Stephen R. Davis - CEO, President and Director
Ritu, I might just to add to that, that a lot of the geri-psychs, a lot of their patients are in the long-term care setting. So we're addressing that population both through a long-term care force as well as our normal neuroscience sales specialists.
Srdjan R. Stankovic - Head of Research & Development and EVP
Ritu, Serge here. Related to your second question, obviously, the schizophrenia market is saturated with a number of anti-psychotics that are currently in use. Many of those, obviously, are now generic. However, the adjunctive treatment of schizophrenia, inadequately treated or treatment resistant schizophrenia, as well as negative symptoms, represent a yet unmet need in schizophrenia.

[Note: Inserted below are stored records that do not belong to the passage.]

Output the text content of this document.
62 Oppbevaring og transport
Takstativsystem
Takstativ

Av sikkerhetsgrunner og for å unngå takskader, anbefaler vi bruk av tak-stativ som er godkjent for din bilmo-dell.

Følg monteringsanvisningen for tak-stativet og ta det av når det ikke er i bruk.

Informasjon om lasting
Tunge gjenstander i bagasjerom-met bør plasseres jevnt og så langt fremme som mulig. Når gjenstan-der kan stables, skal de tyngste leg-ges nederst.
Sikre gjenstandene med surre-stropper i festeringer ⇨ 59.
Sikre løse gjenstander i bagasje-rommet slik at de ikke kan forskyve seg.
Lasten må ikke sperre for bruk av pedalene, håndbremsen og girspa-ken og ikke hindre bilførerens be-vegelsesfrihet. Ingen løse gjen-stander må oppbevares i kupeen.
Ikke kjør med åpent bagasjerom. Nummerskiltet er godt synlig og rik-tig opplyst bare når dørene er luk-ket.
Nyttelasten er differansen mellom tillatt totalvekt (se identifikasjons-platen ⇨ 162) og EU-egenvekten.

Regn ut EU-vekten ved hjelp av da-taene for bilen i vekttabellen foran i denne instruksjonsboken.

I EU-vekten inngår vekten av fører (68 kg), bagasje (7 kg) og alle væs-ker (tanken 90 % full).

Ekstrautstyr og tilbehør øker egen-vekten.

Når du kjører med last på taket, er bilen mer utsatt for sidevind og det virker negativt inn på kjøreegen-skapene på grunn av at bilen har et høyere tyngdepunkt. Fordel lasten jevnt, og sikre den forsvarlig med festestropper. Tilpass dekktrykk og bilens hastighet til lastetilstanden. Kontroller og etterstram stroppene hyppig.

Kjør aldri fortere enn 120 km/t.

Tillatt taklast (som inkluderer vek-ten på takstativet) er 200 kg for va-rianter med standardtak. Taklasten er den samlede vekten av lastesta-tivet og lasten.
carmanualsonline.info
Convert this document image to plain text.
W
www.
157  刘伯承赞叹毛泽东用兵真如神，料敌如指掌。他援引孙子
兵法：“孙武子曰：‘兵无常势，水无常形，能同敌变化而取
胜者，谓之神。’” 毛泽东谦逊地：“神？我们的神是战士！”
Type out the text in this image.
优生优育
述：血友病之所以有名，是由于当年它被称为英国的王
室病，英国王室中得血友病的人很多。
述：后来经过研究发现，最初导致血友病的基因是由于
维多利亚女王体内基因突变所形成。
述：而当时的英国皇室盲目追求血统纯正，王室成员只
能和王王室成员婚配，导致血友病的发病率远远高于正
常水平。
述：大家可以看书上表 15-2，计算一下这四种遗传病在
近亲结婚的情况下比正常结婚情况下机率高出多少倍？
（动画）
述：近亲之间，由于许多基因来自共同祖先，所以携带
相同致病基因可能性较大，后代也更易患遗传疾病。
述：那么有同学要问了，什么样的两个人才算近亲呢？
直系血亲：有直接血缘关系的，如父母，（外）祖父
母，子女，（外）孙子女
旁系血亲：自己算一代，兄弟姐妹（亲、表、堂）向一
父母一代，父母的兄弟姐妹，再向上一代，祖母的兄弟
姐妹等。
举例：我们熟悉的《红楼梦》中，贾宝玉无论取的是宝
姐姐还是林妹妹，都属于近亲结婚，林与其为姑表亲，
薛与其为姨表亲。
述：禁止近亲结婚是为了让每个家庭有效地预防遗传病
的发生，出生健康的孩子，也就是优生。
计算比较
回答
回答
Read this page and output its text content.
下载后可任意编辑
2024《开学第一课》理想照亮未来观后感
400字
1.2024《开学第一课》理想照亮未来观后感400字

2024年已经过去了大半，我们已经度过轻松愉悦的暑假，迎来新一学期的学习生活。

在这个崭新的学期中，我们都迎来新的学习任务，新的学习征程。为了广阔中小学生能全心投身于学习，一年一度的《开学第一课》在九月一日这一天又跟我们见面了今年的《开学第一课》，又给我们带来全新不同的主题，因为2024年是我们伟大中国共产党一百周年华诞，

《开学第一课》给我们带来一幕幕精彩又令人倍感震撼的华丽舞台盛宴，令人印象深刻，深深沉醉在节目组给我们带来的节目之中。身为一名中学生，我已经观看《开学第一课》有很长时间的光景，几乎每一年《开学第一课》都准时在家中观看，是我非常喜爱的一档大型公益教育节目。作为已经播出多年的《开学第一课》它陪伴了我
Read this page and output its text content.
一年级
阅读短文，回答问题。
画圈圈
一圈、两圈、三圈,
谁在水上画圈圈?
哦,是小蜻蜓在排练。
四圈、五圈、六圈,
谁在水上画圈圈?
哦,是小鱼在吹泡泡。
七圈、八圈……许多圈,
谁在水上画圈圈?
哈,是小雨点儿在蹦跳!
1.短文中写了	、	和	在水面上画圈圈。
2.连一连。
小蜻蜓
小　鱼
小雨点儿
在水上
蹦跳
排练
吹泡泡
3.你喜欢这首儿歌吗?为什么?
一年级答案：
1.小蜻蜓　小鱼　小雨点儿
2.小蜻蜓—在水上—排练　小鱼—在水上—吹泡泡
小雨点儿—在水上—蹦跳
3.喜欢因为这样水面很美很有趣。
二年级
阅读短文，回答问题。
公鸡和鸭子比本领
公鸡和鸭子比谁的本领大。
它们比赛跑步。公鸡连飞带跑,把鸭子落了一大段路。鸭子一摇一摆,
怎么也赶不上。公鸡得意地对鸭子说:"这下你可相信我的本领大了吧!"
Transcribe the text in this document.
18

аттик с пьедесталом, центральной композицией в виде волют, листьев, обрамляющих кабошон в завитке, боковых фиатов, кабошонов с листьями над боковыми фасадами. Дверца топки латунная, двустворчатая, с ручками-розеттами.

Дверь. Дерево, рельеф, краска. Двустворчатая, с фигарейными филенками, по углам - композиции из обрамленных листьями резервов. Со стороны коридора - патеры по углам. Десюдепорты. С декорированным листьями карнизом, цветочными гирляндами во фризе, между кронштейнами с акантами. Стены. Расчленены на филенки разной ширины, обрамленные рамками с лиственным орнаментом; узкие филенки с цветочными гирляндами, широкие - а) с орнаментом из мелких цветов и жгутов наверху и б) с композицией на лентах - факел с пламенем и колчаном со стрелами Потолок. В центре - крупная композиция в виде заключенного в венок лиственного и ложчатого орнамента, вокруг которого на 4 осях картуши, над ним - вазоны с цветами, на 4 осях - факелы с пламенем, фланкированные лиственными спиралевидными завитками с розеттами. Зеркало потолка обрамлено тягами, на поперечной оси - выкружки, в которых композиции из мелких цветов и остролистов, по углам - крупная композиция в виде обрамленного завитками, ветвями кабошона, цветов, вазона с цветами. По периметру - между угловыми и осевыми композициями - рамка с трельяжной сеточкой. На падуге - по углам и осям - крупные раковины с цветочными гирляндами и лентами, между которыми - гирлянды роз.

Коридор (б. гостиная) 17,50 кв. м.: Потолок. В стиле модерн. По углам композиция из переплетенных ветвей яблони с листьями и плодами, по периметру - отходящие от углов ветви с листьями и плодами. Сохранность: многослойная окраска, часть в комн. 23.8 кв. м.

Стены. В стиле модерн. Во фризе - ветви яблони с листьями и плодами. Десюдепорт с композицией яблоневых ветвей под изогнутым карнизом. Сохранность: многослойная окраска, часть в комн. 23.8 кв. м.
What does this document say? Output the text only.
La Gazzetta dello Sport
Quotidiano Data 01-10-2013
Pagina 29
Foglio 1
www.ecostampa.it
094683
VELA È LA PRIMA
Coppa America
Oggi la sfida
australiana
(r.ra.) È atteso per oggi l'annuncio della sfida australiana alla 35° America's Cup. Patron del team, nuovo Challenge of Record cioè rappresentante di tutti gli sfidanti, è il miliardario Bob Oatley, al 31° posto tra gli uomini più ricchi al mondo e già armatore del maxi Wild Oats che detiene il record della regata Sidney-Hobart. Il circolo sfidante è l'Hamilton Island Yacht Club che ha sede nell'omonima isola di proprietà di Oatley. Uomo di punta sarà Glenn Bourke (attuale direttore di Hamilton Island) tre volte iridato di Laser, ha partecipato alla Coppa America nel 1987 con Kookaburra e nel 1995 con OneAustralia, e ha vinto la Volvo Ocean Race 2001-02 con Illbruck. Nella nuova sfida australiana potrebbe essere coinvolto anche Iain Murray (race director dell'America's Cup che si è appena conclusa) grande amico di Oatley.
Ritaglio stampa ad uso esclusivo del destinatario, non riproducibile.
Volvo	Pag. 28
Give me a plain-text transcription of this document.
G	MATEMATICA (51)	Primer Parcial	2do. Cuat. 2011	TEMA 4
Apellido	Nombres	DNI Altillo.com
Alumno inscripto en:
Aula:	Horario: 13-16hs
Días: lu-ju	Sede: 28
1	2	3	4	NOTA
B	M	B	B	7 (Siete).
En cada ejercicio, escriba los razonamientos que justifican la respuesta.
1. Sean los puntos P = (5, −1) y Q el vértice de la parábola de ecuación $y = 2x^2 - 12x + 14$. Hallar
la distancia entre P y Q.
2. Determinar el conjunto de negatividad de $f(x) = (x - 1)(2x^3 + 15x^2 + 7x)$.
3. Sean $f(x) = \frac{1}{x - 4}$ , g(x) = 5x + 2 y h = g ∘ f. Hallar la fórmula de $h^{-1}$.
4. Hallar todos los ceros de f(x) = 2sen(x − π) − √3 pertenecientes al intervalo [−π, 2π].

So we are playing in that arena. So I believe that there is certainly space and place. And many other -- we are aware of competitors being in that field with adjunctive treatment or treatment resistant schizophrenia. Lundbeck has a development effort, GW presented some of the data in that regard. For negative symptoms, obviously, I mean Minerva recently presented data and we're aware of their work in that arena. But I would say we are, at least, in terms of our progression of the program in later stages of development. And certainly, see quite opportunity for pimavanserin in that arena.
Operator
And there are no further questions at this time. Mr. Davis, please proceed to closing remarks.
Stephen R. Davis - CEO, President and Director
Great. Well, thanks again everyone for joining us on today's call and for your continued support. We look forward to updating you on our future progress.
Operator
Thank you for your participation in today's conference call. This concludes the presentation. You may now disconnect. Good day.